Prone ventilation involves positioning critically ill patients facing downward (on their stomach) instead of the traditional supine position during mechanical ventilation.

Prone ventilation has been shown to improve oxygenation and reduce mortality rates in patients with moderate-to-severe ARDS by redistributing lung perfusion and improving gas exchange.

ARDS is a severe lung condition characterized by rapid onset of respiratory failure, resulting from various causes such as pneumonia, sepsis, or trauma.

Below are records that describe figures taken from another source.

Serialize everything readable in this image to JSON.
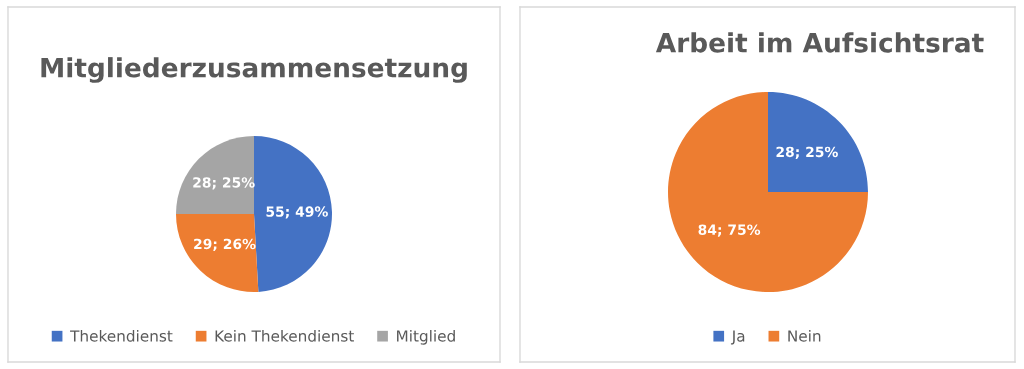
{
  "chart_data": [
    {
      "type": "pie",
      "title": "Mitgliederzusammensetzung",
      "categories": [
        "Thekendienst",
        "Kein Thekendienst",
        "Mitglied"
      ],
      "values": [
        55,
        29,
        28
      ],
      "colors": [
        "#4472c4",
        "#ed7d31",
        "#a5a5a5"
      ],
      "value_labels": [
        "55; 49%",
        "29; 26%",
        "28; 25%"
      ],
      "legend": "bottom"
    },
    {
      "type": "pie",
      "title": "Arbeit im Aufsichtsrat",
      "categories": [
        "Ja",
        "Nein"
      ],
      "values": [
        28,
        84
      ],
      "colors": [
        "#4472c4",
        "#ed7d31"
      ],
      "value_labels": [
        "28; 25%",
        "84; 75%"
      ],
      "legend": "bottom"
    }
  ]
}
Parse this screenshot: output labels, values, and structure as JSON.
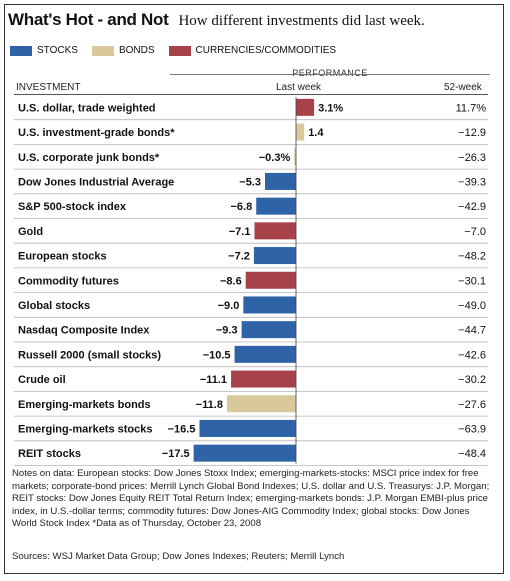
{
  "title": "What's Hot - and Not",
  "subtitle": "How different investments did last week.",
  "legend": [
    {
      "label": "STOCKS",
      "color": "#2f63a8"
    },
    {
      "label": "BONDS",
      "color": "#d9c99a"
    },
    {
      "label": "CURRENCIES/COMMODITIES",
      "color": "#a8424a"
    }
  ],
  "columns": {
    "investment": "INVESTMENT",
    "performance": "PERFORMANCE",
    "last_week": "Last week",
    "week52": "52-week"
  },
  "chart_data": {
    "type": "bar",
    "orientation": "horizontal",
    "categories": [
      "U.S. dollar, trade weighted",
      "U.S. investment-grade bonds*",
      "U.S. corporate junk bonds*",
      "Dow Jones Industrial Average",
      "S&P 500-stock index",
      "Gold",
      "European stocks",
      "Commodity futures",
      "Global stocks",
      "Nasdaq Composite Index",
      "Russell 2000 (small stocks)",
      "Crude oil",
      "Emerging-markets bonds",
      "Emerging-markets stocks",
      "REIT stocks"
    ],
    "values": [
      3.1,
      1.4,
      -0.3,
      -5.3,
      -6.8,
      -7.1,
      -7.2,
      -8.6,
      -9.0,
      -9.3,
      -10.5,
      -11.1,
      -11.8,
      -16.5,
      -17.5
    ],
    "value_labels": [
      "3.1%",
      "1.4",
      "−0.3%",
      "−5.3",
      "−6.8",
      "−7.1",
      "−7.2",
      "−8.6",
      "−9.0",
      "−9.3",
      "−10.5",
      "−11.1",
      "−11.8",
      "−16.5",
      "−17.5"
    ],
    "kinds": [
      "currency",
      "bond",
      "bond",
      "stock",
      "stock",
      "commodity",
      "stock",
      "commodity",
      "stock",
      "stock",
      "stock",
      "commodity",
      "bond",
      "stock",
      "stock"
    ],
    "week52": [
      "11.7%",
      "−12.9",
      "−26.3",
      "−39.3",
      "−42.9",
      "−7.0",
      "−48.2",
      "−30.1",
      "−49.0",
      "−44.7",
      "−42.6",
      "−30.2",
      "−27.6",
      "−63.9",
      "−48.4"
    ],
    "colors": {
      "stock": "#2f63a8",
      "bond": "#d9c99a",
      "currency": "#a8424a",
      "commodity": "#a8424a"
    },
    "xlim": [
      -17.5,
      3.1
    ]
  },
  "notes": "Notes on data: European stocks: Dow Jones Stoxx Index; emerging-markets-stocks: MSCI price index for free markets; corporate-bond prices: Merrill Lynch Global Bond Indexes; U.S. dollar and U.S. Treasurys: J.P. Morgan; REIT stocks: Dow Jones Equity REIT Total Return Index; emerging-markets bonds: J.P. Morgan EMBI-plus price index, in U.S.-dollar terms; commodity futures: Dow Jones-AIG Commodity Index; global stocks: Dow Jones World Stock Index *Data as of Thursday, October 23, 2008",
  "sources": "Sources: WSJ Market Data Group; Dow Jones Indexes; Reuters; Merrill Lynch"
}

It is associated with widespread inflammation and damage to the lung tissue.

The management of ARDS typically involves providing mechanical ventilation with low tidal volumes (lung-protective ventilation), maintaining fluid balance, addressing underlying causes or infections, and potentially utilizing adjunctive therapies like prone positioning or extracorporeal membrane oxygenation (ECMO) in refractory cases.

The complications of pneumonia are difficulty breathing, lung abscess, accumulation of fluid around the lungs, bacteria in the blood, sepsis, acute respiratory distress syndrome, and respiratory failure.

Some causes of respiratory failure are pneumonia, pulmonary edema, chronic obstructive pulmonary disease, asthma, pulmonary embolism, pulmonary fibrosis, pneumothorax, cyanotic congenital heart disease, acute respiratory distress syndrome, bronchiectasis, and HIV-induced respiratory illness.